The 1,2,3-triazole ring in Medicinal Chemistry has been gaining increased attention over the past years. The ability of this heterocycle moiety to participate in hydrogen bonding and dipole interactions provides an improvement of solubility and binding to biomolecular targets. Triazole ring is stable towards hydrolysis, oxidative, and reductive conditions and enzymatic degradation [1]. Moreover, triazole can be used as a linker and as a bioisostere of different functional groups for the synthesis of new active compounds [2][3]. Besides that, therapeutic properties have been attributed to 1,2,3-triazole hybrids, including antibacterial [4], anticancer[5][6], anti-inflammatory[7] activities, among others [3].

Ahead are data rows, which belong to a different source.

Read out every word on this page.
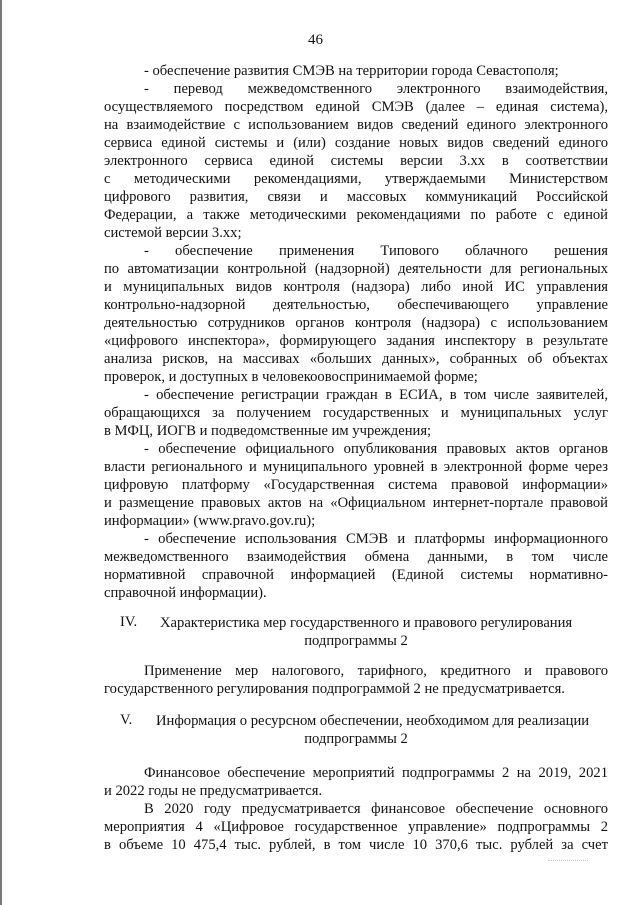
46
- обеспечение развития СМЭВ на территории города Севастополя;
- перевод межведомственного электронного взаимодействия,
осуществляемого посредством единой СМЭВ (далее – единая система),
на взаимодействие с использованием видов сведений единого электронного
сервиса единой системы и (или) создание новых видов сведений единого
электронного сервиса единой системы версии 3.хх в соответствии
с методическими рекомендациями, утверждаемыми Министерством
цифрового развития, связи и массовых коммуникаций Российской
Федерации, а также методическими рекомендациями по работе с единой
системой версии 3.хх;
- обеспечение применения Типового облачного решения
по автоматизации контрольной (надзорной) деятельности для региональных
и муниципальных видов контроля (надзора) либо иной ИС управления
контрольно-надзорной деятельностью, обеспечивающего управление
деятельностью сотрудников органов контроля (надзора) с использованием
«цифрового инспектора», формирующего задания инспектору в результате
анализа рисков, на массивах «больших данных», собранных об объектах
проверок, и доступных в человекоовоспринимаемой форме;
- обеспечение регистрации граждан в ЕСИА, в том числе заявителей,
обращающихся за получением государственных и муниципальных услуг
в МФЦ, ИОГВ и подведомственные им учреждения;
- обеспечение официального опубликования правовых актов органов
власти регионального и муниципального уровней в электронной форме через
цифровую платформу «Государственная система правовой информации»
и размещение правовых актов на «Официальном интернет-портале правовой
информации» (www.pravo.gov.ru);
- обеспечение использования СМЭВ и платформы информационного
межведомственного взаимодействия обмена данными, в том числе
нормативной справочной информацией (Единой системы нормативно-
справочной информации).
IV. Характеристика мер государственного и правового регулирования
подпрограммы 2
Применение мер налогового, тарифного, кредитного и правового
государственного регулирования подпрограммой 2 не предусматривается.
V. Информация о ресурсном обеспечении, необходимом для реализации
подпрограммы 2
Финансовое обеспечение мероприятий подпрограммы 2 на 2019, 2021
и 2022 годы не предусматривается.
В 2020 году предусматривается финансовое обеспечение основного
мероприятия 4 «Цифровое государственное управление» подпрограммы 2
в объеме 10 475,4 тыс. рублей, в том числе 10 370,6 тыс. рублей за счет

The most common reaction to synthesize the 1,2,3-triazole ring is the Copper (I) catalyzed azide-alkyne cycloaddition (CuAAC). CuAAC, commonly referred to as Click Chemistry, was first introduced by Sharpless and Meldal groups in 2002 and involves the reaction of a terminal alkyne and an aliphatic azide using copper as a catalyst to give 1,4-disubstituted-triazoles [8][9]. Huisgen 1,3-dipolar cycloaddition (Figure 1A) presented several limitations, including long reaction time, high temperature, and the formation of a mixture of 1,4 and 1,5-disubstitution products. In contrast, CuAAC (Figure 1B) allows selective, high-yield, faster and mild reaction conditions, with the formation of few side products[10][11].

Moreover being widely used in drug discovery [12][13], CuAAC has been applied in other areas, including bioimaging [14][15], biological [16], and biomedical[17] applications, synthesis of polymers [18][19] and dendrimers [20][21], and preparation of chemosensors[22], among others.

Figure 1. A) Huisgen 1,3-dipolar cycloaddition. B) Copper (I) catalyzed azide-alkyne cycloaddition (CuAAC).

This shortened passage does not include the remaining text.